AOIR 6.2.3
I wasn’t really able to take notes during the roundtable on “revolution or reform” I participated in at noon today, but I wanted to note a few things from it.
First off, this was a great combination of folks: Taso Lagos from UW, Victor Pickard from UIUC, Lauren Langman and Saher Selod of Loyola, Mary Walling Blackburn from the Art Institute, me, and the roundtable organizer, Ted Coopman. We began with a brief presentation about the ways the internet facilitates the construction of parallel social structures that enable people to evade oppressive structures rather than face the impossibility of overthrowing them, and moved through various presentations thinking about different structures through which such evasions might be able to take place, such as indymedia and political blogs.
I was the second to last presenter, and basically gave a two-minute spiel about the ways that internet communications might serve such a purpose in evading or overthrowing the entrenched communicational structures of the academy, pointing to the anxieties displayed by Ivan Tribble as evidence that some degree of concern about blogging academics is precisely the ways that blogs evade the regulatory structures that scholarly discourse has long been hemmed in by. The blog threatens traditional academics precisely because of its unregulatable nature: on a blog, anyone can say anything, an idea that makes many folks nervous, but that could ideally energize scholarly discourse. As someone suggested in the discussion that followed, the academy has in many ways ossified, and is manifesting great difficulty at moments in changing with the times; one of the results of such ossification, I think, is the academic publishing crisis — our systems of validation are tied to an economically unfeasible mode of communication, and yet the academy clings to the book as if it were the only means through which academics could produce work. At the end of my presentation, I introduced (again) the notion of founding an all-digital, creative commons-based, open access scholarly “press” as a means of helping the academy out of the publishing crisis precisely through escaping the extant, but dying, mechanisms that regulate (and now inhibit) the exchange of scholarly discourse.

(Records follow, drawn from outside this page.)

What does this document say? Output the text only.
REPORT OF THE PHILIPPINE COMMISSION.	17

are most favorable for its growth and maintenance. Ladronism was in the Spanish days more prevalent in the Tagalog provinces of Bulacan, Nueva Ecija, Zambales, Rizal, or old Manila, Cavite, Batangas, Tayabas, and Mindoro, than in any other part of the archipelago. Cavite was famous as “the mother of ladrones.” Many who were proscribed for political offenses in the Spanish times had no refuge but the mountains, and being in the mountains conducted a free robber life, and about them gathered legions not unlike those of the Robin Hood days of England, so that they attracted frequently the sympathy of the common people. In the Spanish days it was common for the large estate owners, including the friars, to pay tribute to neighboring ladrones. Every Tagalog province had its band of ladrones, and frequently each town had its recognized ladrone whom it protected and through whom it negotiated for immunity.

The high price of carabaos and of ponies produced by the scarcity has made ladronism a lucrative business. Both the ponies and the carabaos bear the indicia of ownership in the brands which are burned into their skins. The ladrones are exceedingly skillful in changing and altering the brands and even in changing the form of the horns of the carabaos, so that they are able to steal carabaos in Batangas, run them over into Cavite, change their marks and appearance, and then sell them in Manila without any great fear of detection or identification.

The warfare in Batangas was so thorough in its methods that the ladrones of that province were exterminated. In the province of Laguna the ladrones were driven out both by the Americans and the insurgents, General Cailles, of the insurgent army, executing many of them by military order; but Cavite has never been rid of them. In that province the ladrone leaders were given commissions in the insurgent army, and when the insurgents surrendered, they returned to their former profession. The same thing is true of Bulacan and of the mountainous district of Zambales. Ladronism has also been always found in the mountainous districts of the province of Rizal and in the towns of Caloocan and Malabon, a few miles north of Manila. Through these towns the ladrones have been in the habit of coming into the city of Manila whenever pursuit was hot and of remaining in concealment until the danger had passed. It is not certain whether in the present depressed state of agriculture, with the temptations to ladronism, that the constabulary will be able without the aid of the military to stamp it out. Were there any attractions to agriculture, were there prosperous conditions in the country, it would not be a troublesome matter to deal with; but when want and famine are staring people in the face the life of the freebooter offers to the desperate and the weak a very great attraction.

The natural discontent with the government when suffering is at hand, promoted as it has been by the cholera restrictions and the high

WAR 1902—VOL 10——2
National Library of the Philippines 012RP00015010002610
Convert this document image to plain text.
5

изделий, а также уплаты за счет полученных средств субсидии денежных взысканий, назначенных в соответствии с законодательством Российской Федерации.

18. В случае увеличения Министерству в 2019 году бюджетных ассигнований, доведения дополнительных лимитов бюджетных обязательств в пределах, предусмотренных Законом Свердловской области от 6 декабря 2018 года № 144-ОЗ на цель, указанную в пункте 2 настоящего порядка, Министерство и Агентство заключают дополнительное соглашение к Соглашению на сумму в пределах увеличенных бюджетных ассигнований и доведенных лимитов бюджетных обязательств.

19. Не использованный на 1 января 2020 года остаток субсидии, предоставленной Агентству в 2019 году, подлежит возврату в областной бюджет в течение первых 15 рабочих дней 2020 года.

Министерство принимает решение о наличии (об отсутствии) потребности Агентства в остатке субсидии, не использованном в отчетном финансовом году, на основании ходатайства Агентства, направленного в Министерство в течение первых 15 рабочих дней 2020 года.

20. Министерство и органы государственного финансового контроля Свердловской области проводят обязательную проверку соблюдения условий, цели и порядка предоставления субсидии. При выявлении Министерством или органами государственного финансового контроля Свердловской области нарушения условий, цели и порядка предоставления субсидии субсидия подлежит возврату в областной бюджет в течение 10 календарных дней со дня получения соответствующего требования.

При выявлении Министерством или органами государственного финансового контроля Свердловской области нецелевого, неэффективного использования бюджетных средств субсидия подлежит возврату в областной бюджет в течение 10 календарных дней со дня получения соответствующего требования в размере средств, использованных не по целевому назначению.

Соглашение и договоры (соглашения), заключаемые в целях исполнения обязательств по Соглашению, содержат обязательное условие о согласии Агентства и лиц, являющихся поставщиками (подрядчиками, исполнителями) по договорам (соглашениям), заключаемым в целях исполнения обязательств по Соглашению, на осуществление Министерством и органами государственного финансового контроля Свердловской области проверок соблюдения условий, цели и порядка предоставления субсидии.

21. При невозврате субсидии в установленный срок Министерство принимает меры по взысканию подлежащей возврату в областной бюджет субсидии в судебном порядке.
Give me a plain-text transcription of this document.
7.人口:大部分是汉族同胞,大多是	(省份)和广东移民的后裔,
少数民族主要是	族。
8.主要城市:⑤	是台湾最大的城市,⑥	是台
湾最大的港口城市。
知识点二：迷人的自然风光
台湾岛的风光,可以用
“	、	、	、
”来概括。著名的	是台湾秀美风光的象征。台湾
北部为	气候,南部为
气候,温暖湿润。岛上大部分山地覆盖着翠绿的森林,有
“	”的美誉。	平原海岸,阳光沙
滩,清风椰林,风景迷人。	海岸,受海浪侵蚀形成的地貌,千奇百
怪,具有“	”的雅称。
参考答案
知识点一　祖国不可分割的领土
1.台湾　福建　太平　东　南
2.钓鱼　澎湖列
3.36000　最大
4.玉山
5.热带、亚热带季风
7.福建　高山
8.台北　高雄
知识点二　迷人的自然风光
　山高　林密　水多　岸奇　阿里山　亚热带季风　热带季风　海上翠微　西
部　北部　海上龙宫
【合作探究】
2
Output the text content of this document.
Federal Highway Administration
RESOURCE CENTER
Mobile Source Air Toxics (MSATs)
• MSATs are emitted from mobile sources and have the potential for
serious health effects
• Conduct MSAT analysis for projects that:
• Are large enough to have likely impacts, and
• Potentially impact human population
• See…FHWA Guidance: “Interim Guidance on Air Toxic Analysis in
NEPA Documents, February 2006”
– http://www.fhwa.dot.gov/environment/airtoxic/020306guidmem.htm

All of the presentations were compelling, but mine wound up hijacking the discussion, in no small part, I think, because of the self-reflexivity that it encouraged. The other discussants were primarily scholars of social movements, studying the ways that activist communities make use of technologies not simply for planning purposes (ICTs as just an extension of the telephone, telling people where and when to show up) but instead as the locus of protest itself. I think there was something compelling about suggesting that the academy itself is in need of such activism, and that we might find a way to practice what we preach. Part of me felt guilty for having so dragged the conversation away from social movements, but it was exciting nonetheless to have a cluster of scholars who are so far outside my field (or me outside theirs) interested and thinking about the ways that ICTs might help recreate the face of scholarly communication, and the kinds of structural changes that will be required within the academy for such a recreation to be accepted.